A card is signed and lost in the pack. Two aces are placed in to the spectators wallet, and you tell them you will pick their pocket. The wallet is placed where you can't possibly reach it...or can you? The aces are visibly produced. Then the spectator removes their wallet thinking the aces will be there... wrong, it's the signed card!

GJ Signed Card to Card box

Dr. Daley's last trick meets signed card to card box! The best bit is NO PALMING!

Also includes:

CC Thought of Card, GJ KickBack Pick Pack Pocket, Cash Credit Card Pickpocket, Wallet Transpo, John Carey's Signature Transpo.

Bonus Ideas:

GJ Delusion, Touch Card to Wallet, Top Con Control (A new, easy and deceptive way to control a card to the top of the pack.)

Running Time Approximately 2hr 21min



Reviews

Zardoz

Sep 22, 2014

The cameraman was drunken.
(Top ▲)

David Acer

Official Reviewer

Jul 20, 2009

While "Pseudo Pickpocket" is the title effect on this new collaborational DVD by Gary Jones and Chris Congreave, it's actually only one of 9 routines taught here, which gives the collection more of a "session" feel than a "one-trick DVD" feel. To me, that's a plus in a market that's seriously oversaturated with the latter.

"Pseudo Pickpocket" (the trick) is a very commercial card-to-wallet routine wherein a signed, selected card appears in a spectator's wallet. If you're trying to work out how this might be possible, note that the presentation is integral to the methodology, which means the effect is less likely to fool magicians, but no less astonishing for laymen.

Gary and Chris also offer a handful of variations, including "Wallet Transpo," wherein a card that's been freely chosen for you and a card the spectator has chosen for himself transpose between your respective wallets; and "Thought Of Card," a handling for the card-to-spectator's-wallet wherein the card in question is merely "thought of," rather than physically removed from the deck. I found some (though certainly not all) of these to be a little complicated, thus potentially confusing for an audience, but I'll give you an example in case you might disagree. During "Signature Transpo," the magician loses a signed selection in the deck, then signs the back of an indifferent card and places it in the spectator's wallet. Then he says he's going to try to steal that card out of the wallet without the spectator feeling it. He gives the deck a few cuts, then produces the card that was just in the spectator's wallet, but shows that his (i.e., the magician's) signature has vanished from the back. The spectator is directed to open his wallet, where he finds his signed selection inside, which now sports the magician's signature on the back. I'm not saying it isn't magical, and it will absolutely fool laymen, but I'm not entirely sure what the effect is here.

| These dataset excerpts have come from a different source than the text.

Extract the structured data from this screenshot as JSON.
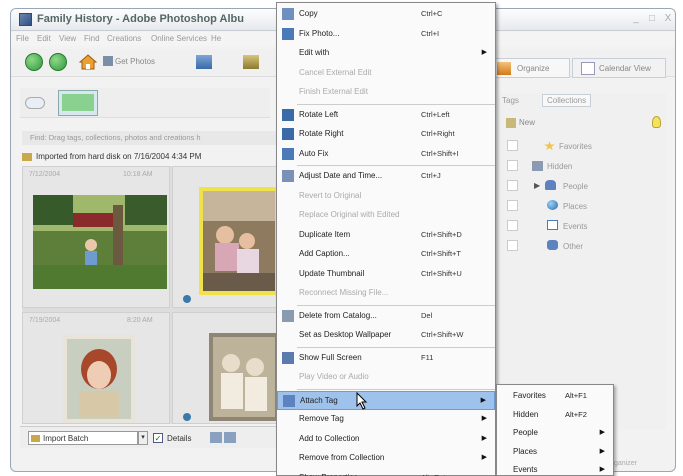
{
  "window": {
    "title": "Family History - Adobe Photoshop Albu",
    "controls": [
      "_",
      "□",
      "X"
    ]
  },
  "menubar": [
    "File",
    "Edit",
    "View",
    "Find",
    "Creations",
    "Online Services",
    "He"
  ],
  "toolbar": {
    "get_photos_label": "Get Photos"
  },
  "view_tabs": {
    "organize": "Organize",
    "calendar": "Calendar View"
  },
  "find_bar": "Find: Drag tags, collections, photos and creations h",
  "imported_label": "Imported from hard disk on 7/16/2004 4:34 PM",
  "photos": [
    {
      "date": "7/12/2004",
      "time": "10:18 AM"
    },
    {
      "date": "",
      "time": ""
    },
    {
      "date": "7/19/2004",
      "time": "8:20 AM"
    },
    {
      "date": "",
      "time": ""
    }
  ],
  "bottombar": {
    "batch_select": "Import Batch",
    "details_checked": true,
    "details_label": "Details"
  },
  "right_panel": {
    "tabs": [
      "Tags",
      "Collections"
    ],
    "new_label": "New",
    "tags": [
      {
        "label": "Favorites",
        "icon": "star-icon"
      },
      {
        "label": "Hidden",
        "icon": "hidden-icon"
      },
      {
        "label": "People",
        "icon": "people-icon"
      },
      {
        "label": "Places",
        "icon": "globe-icon"
      },
      {
        "label": "Events",
        "icon": "calendar-icon"
      },
      {
        "label": "Other",
        "icon": "tag-icon"
      }
    ],
    "footer": "ganizer"
  },
  "context_menu": {
    "items": [
      {
        "label": "Copy",
        "shortcut": "Ctrl+C",
        "enabled": true,
        "icon": "copy-icon"
      },
      {
        "label": "Fix Photo...",
        "shortcut": "Ctrl+I",
        "enabled": true,
        "icon": "fix-photo-icon"
      },
      {
        "label": "Edit with",
        "shortcut": "",
        "enabled": true,
        "submenu": true
      },
      {
        "label": "Cancel External Edit",
        "shortcut": "",
        "enabled": false
      },
      {
        "label": "Finish External Edit",
        "shortcut": "",
        "enabled": false
      },
      {
        "label": "Rotate Left",
        "shortcut": "Ctrl+Left",
        "enabled": true,
        "icon": "rotate-left-icon"
      },
      {
        "label": "Rotate Right",
        "shortcut": "Ctrl+Right",
        "enabled": true,
        "icon": "rotate-right-icon"
      },
      {
        "label": "Auto Fix",
        "shortcut": "Ctrl+Shift+I",
        "enabled": true,
        "icon": "auto-fix-icon"
      },
      {
        "label": "Adjust Date and Time...",
        "shortcut": "Ctrl+J",
        "enabled": true,
        "icon": "clock-icon"
      },
      {
        "label": "Revert to Original",
        "shortcut": "",
        "enabled": false
      },
      {
        "label": "Replace Original with Edited",
        "shortcut": "",
        "enabled": false
      },
      {
        "label": "Duplicate Item",
        "shortcut": "Ctrl+Shift+D",
        "enabled": true
      },
      {
        "label": "Add Caption...",
        "shortcut": "Ctrl+Shift+T",
        "enabled": true
      },
      {
        "label": "Update Thumbnail",
        "shortcut": "Ctrl+Shift+U",
        "enabled": true
      },
      {
        "label": "Reconnect Missing File...",
        "shortcut": "",
        "enabled": false
      },
      {
        "label": "Delete from Catalog...",
        "shortcut": "Del",
        "enabled": true,
        "icon": "trash-icon"
      },
      {
        "label": "Set as Desktop Wallpaper",
        "shortcut": "Ctrl+Shift+W",
        "enabled": true
      },
      {
        "label": "Show Full Screen",
        "shortcut": "F11",
        "enabled": true,
        "icon": "fullscreen-icon"
      },
      {
        "label": "Play Video or Audio",
        "shortcut": "",
        "enabled": false
      },
      {
        "label": "Attach Tag",
        "shortcut": "",
        "enabled": true,
        "submenu": true,
        "highlighted": true,
        "icon": "tag-icon"
      },
      {
        "label": "Remove Tag",
        "shortcut": "",
        "enabled": true,
        "submenu": true
      },
      {
        "label": "Add to Collection",
        "shortcut": "",
        "enabled": true,
        "submenu": true
      },
      {
        "label": "Remove from Collection",
        "shortcut": "",
        "enabled": true,
        "submenu": true
      },
      {
        "label": "Show Properties",
        "shortcut": "Alt+Enter",
        "enabled": true
      }
    ]
  },
  "submenu": {
    "items": [
      {
        "label": "Favorites",
        "shortcut": "Alt+F1"
      },
      {
        "label": "Hidden",
        "shortcut": "Alt+F2"
      },
      {
        "label": "People",
        "shortcut": "",
        "submenu": true
      },
      {
        "label": "Places",
        "shortcut": "",
        "submenu": true
      },
      {
        "label": "Events",
        "shortcut": "",
        "submenu": true
      }
    ]
  },
  "colors": {
    "highlight": "#9fc2ec",
    "window_border": "#9aa6b8",
    "selected_photo_border": "#f0e24a"
  }
}
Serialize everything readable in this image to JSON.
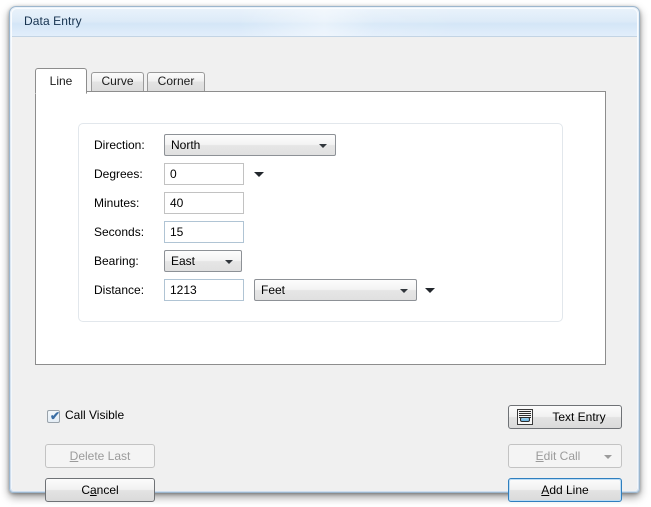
{
  "window": {
    "title": "Data Entry"
  },
  "tabs": [
    {
      "label": "Line",
      "active": true
    },
    {
      "label": "Curve",
      "active": false
    },
    {
      "label": "Corner",
      "active": false
    }
  ],
  "form": {
    "direction": {
      "label": "Direction:",
      "value": "North",
      "control": "combobox"
    },
    "degrees": {
      "label": "Degrees:",
      "value": "0",
      "control": "textbox-with-dropdown"
    },
    "minutes": {
      "label": "Minutes:",
      "value": "40",
      "control": "textbox"
    },
    "seconds": {
      "label": "Seconds:",
      "value": "15",
      "control": "textbox"
    },
    "bearing": {
      "label": "Bearing:",
      "value": "East",
      "control": "combobox"
    },
    "distance": {
      "label": "Distance:",
      "value": "1213",
      "control": "textbox",
      "units_value": "Feet",
      "units_control": "combobox"
    }
  },
  "options": {
    "call_visible": {
      "label": "Call Visible",
      "checked": true,
      "check_glyph": "✔"
    }
  },
  "buttons": {
    "delete_last": {
      "label": "Delete Last",
      "accel": "D",
      "enabled": false
    },
    "cancel": {
      "label": "Cancel",
      "accel": "a",
      "enabled": true
    },
    "text_entry": {
      "label": "Text Entry",
      "enabled": true,
      "icon": "text-entry-icon"
    },
    "edit_call": {
      "label": "Edit Call",
      "accel": "E",
      "enabled": false,
      "has_dropdown": true
    },
    "add_line": {
      "label": "Add Line",
      "accel": "A",
      "enabled": true,
      "is_default": true
    }
  },
  "colors": {
    "title_bar": "#dbe9f8",
    "window_border": "#9cb6cd",
    "client_bg": "#f0f0f0",
    "tab_page_bg": "#ffffff",
    "default_button_border": "#2f7fbf",
    "textbox_border": "#b0c4d4",
    "disabled_text": "#9b9b9b"
  }
}
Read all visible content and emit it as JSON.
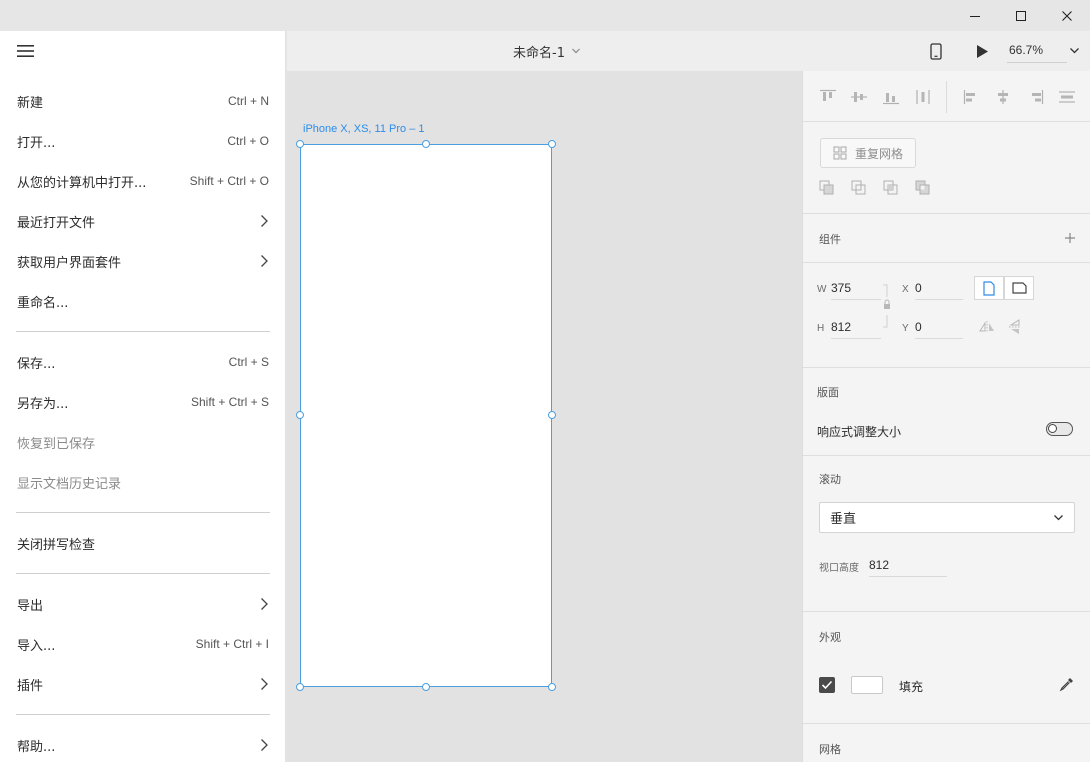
{
  "window": {
    "minimize_icon": "minimize-icon",
    "maximize_icon": "maximize-icon",
    "close_icon": "close-icon"
  },
  "menu": {
    "items": [
      {
        "label": "新建",
        "shortcut": "Ctrl + N"
      },
      {
        "label": "打开...",
        "shortcut": "Ctrl + O"
      },
      {
        "label": "从您的计算机中打开...",
        "shortcut": "Shift + Ctrl + O"
      },
      {
        "label": "最近打开文件",
        "submenu": true
      },
      {
        "label": "获取用户界面套件",
        "submenu": true
      },
      {
        "label": "重命名..."
      },
      {
        "label": "保存...",
        "shortcut": "Ctrl + S"
      },
      {
        "label": "另存为...",
        "shortcut": "Shift + Ctrl + S"
      },
      {
        "label": "恢复到已保存",
        "disabled": true
      },
      {
        "label": "显示文档历史记录",
        "disabled": true
      },
      {
        "label": "关闭拼写检查"
      },
      {
        "label": "导出",
        "submenu": true
      },
      {
        "label": "导入...",
        "shortcut": "Shift + Ctrl + I"
      },
      {
        "label": "插件",
        "submenu": true
      },
      {
        "label": "帮助...",
        "submenu": true
      }
    ]
  },
  "toolbar": {
    "doc_title": "未命名-1",
    "zoom": "66.7%"
  },
  "canvas": {
    "artboard_label": "iPhone X, XS, 11 Pro – 1"
  },
  "panel": {
    "repeat_grid_label": "重复网格",
    "components_label": "组件",
    "w_label": "W",
    "w_value": "375",
    "h_label": "H",
    "h_value": "812",
    "x_label": "X",
    "x_value": "0",
    "y_label": "Y",
    "y_value": "0",
    "layout_label": "版面",
    "responsive_label": "响应式调整大小",
    "responsive_on": false,
    "scroll_label": "滚动",
    "scroll_value": "垂直",
    "viewport_label": "视口高度",
    "viewport_value": "812",
    "appearance_label": "外观",
    "fill_label": "填充",
    "fill_checked": true,
    "fill_color": "#FFFFFF",
    "grid_label": "网格"
  },
  "colors": {
    "accent": "#4b9fe0",
    "label_blue": "#2d8ceb"
  }
}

Regardless, every variation Chris and Gary offered inspired me to investigate other possibilities along the same path, which resulted in some fun presentational and methodological discoveries of my own (as they would for you).

There are also a couple of tricks on here that have nothing to do with the card-to-wallet plot, including Gary's "GJ Delusion," a nice, compact way to frame the classic Dunbury Delusion plot, and "Signed Card to Box," wherein a signed selection appears sandwiched between two boxed Aces.

The DVD seems to have been shot on the fly and suffers from a few minor technical problems, like some camerawork that occasionally misses a critical bit of action, or worse, stays focused on the hands at a moment when it shouldn't. But these negatives are offset by the quality of the ideas and, even moreso, the reasonable price ($20 U.S.). It should also be noted that this material will require at least an intermediate skill level with cards, since the required sleights (e.g., top palm, Elmsley Count, Vernon’s Illusion of Depth) are shown, but not taught.

Walkaround performers looking for a card trick that extends beyond their personal space (i.e., hands, table-top) should seriously consider Pseudo Pickpocket.